Cattarina: «Un piccolo soffio di luce»

I genitori pieni di domande. E gli sguardi nuovi in famiglia, con gli amici e con i colleghi, in cui si tace perché «tutto parla, dice, spiega, fa vedere, annuncia». La lettera del fondatore dell'"Imprevisto" di Pesaro

Diversi “vecchi” genitori e ragazzi delle nostre Comunità in questo periodo ci hanno chiamato. Per chiederci come stiamo? Come ce la passiamo? Come ci siamo organizzati?

Non ci vuole molto a capire che la vera domanda è un’altra, e i più accorti riescono in qualche modo ad esprimerla: «Cosa dite? Come la vedete voi? Come andrà? Cosa ci vuole dire quanto successo? In cosa devo cambiare? Tu Silvio cosa dici, cosa c’è veramente dentro questa epidemia? Capiremo il mistero, il segreto profondo, vero, definitivo?». E poi, ancor più di queste domande, colpisce il grado di attesa, di struggimento, di commozione che si respira intorno a esse. I sospiri, le pause che risuonano e che si incuneano nelle pieghe delle parole.

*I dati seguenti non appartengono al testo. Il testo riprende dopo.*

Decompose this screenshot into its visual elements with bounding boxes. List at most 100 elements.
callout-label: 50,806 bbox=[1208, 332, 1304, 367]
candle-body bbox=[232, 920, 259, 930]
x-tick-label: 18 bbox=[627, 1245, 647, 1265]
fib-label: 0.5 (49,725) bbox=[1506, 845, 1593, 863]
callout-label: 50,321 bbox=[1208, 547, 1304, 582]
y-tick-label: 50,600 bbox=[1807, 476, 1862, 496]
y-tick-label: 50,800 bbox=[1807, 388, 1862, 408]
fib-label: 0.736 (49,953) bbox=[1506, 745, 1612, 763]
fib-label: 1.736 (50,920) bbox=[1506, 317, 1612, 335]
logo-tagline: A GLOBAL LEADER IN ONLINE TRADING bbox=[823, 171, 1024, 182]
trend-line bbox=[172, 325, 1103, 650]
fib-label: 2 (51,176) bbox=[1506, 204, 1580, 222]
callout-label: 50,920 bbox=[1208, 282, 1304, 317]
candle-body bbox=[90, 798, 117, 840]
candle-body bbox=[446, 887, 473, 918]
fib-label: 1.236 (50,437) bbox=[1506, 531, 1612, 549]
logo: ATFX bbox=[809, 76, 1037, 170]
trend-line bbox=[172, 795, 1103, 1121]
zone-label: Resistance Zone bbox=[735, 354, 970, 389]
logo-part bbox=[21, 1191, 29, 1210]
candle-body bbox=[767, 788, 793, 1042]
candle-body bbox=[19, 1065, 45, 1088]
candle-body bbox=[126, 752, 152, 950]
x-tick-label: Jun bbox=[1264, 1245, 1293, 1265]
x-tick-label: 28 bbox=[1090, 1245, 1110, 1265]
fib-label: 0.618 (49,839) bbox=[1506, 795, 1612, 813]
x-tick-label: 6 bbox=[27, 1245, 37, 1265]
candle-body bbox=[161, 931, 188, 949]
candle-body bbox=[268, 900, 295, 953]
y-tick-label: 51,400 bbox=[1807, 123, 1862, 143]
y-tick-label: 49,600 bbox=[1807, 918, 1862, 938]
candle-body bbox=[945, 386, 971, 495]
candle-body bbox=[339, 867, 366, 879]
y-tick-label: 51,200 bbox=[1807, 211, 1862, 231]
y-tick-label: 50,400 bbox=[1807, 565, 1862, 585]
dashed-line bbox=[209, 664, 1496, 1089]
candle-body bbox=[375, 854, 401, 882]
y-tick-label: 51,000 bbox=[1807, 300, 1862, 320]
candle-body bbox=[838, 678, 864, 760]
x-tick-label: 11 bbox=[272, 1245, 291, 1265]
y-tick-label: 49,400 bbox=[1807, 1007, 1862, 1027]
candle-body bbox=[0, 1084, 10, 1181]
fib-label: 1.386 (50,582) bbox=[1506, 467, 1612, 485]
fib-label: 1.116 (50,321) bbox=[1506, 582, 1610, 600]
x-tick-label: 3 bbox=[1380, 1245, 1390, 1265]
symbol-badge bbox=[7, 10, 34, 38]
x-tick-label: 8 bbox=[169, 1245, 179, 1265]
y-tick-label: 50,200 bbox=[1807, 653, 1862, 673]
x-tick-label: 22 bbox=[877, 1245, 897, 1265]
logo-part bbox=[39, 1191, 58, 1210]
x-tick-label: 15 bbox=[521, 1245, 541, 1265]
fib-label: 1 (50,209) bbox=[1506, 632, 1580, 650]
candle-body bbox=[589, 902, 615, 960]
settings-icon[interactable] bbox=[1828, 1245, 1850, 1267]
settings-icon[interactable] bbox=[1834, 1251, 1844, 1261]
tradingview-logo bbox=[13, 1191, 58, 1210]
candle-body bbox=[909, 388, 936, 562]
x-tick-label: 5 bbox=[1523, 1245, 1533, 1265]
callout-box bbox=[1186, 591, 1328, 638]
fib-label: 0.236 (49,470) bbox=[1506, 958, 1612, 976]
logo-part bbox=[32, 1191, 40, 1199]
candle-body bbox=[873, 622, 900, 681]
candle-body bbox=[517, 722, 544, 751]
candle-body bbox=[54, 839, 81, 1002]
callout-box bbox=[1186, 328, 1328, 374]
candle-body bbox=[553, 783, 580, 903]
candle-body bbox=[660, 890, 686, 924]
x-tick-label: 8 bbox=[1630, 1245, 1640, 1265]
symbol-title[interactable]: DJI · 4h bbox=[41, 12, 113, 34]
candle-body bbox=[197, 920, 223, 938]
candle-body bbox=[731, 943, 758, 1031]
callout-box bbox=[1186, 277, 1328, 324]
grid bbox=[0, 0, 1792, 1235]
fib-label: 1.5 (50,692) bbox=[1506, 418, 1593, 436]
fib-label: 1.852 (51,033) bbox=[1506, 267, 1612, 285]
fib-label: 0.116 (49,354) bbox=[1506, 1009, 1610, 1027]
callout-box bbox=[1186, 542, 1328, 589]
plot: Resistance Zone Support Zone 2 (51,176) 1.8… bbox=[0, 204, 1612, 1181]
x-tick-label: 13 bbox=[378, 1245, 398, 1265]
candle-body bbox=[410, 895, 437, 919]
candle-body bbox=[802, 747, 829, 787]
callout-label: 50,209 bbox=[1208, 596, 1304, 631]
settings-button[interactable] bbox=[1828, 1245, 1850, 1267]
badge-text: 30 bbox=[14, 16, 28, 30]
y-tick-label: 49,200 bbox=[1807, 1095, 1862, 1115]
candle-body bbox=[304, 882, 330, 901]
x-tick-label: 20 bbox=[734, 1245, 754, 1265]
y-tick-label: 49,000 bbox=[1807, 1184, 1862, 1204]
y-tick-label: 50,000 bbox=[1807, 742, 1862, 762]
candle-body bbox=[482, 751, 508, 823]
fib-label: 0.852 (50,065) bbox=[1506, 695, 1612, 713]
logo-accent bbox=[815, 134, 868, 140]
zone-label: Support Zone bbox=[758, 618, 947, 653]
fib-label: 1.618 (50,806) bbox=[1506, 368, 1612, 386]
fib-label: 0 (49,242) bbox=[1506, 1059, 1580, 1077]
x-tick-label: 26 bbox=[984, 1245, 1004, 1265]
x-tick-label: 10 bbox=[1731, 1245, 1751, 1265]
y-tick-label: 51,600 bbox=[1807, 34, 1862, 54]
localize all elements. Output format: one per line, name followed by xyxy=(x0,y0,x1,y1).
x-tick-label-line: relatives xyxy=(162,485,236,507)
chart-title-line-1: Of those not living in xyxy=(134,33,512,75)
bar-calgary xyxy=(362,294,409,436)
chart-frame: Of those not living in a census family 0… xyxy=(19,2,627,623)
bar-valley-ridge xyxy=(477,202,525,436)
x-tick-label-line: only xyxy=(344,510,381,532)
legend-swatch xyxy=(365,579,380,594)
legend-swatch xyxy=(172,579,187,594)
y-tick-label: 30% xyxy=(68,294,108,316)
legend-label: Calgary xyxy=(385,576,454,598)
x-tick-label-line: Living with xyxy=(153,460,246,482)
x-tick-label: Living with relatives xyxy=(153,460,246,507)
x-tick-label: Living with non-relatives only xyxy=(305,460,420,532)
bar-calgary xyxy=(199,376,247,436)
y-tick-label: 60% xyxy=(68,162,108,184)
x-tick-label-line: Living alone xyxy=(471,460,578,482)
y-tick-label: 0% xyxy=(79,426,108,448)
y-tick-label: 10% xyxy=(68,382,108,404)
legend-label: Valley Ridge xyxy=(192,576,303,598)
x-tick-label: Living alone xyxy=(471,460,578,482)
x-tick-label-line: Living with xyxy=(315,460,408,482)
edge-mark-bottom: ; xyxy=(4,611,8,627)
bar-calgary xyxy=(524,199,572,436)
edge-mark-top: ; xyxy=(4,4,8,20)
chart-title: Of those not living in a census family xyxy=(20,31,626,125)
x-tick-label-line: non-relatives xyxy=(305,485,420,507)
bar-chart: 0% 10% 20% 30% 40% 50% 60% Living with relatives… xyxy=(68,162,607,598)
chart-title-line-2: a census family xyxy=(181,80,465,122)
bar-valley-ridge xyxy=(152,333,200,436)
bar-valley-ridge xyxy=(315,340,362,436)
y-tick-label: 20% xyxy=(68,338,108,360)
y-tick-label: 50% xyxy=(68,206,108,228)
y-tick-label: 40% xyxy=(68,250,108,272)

Sì, colpisce sempre - in questi giorni con stupore crescente - il desiderio che ogni uomo ha di cercare e trovare un tesoro, scoprire una strada buona, un luogo pieno di felicità.

In queste settimane ci si guarda in modo nuovo, speciale. In famiglia, tra amici, tra colleghi: gli sguardi sono interrogativi e timorosi, silenziosi e supplichevoli. Non si ha tanta voglia di parlare: c’è un’attesa, una sospensione delle parole, del giudizio… Non si vuole aprir bocca perché si vede che tutto parla, dice, spiega, fa vedere, annuncia. Non ancora chiaramente, non con nitidezza, non si capisce veramente, non si comprende bene, non si vede adeguatamente… Si sente tuttavia - quello sì -, si intravvede, si intuisce un piccolo soffio di luce, un lieve venticello che vuole sfondare, una veloce brezza che arriva, che ti raggiunge per parlarti sottovoce.

Allora io, per vedere meglio, per capire, per ricominciare a comprendere guardo i miei ragazzi delle nostre Comunità, sto con loro, parlo con loro, faccio un incontro, un dialogo. Mi metto in mezzo a loro, li guardo, non smetto di toglier loro di dosso il mio sguardo.

L’ho sperimentato già mille volte e sono sicuro che anche in questo drammatico passaggio, se guardo bene, se so aspettare e osservare attentamente tutto dei miei ragazzi - sì, tutto dei loro volti e delle loro storie -, se so immergermi in loro, tuffarmi nelle loro vite, allora piano piano e misteriosamente apparirà la risposta: si crea, nasce, sgorga la risposta, la strada, la meta.

LEGGI ANCHE Don Claudio Burgio: «Tutto sarà per un bene»

Essi la portano, da gran tempo è in loro compagnia: occorre chiedere che improvvisamente fiotti, che esploda… Che si offra.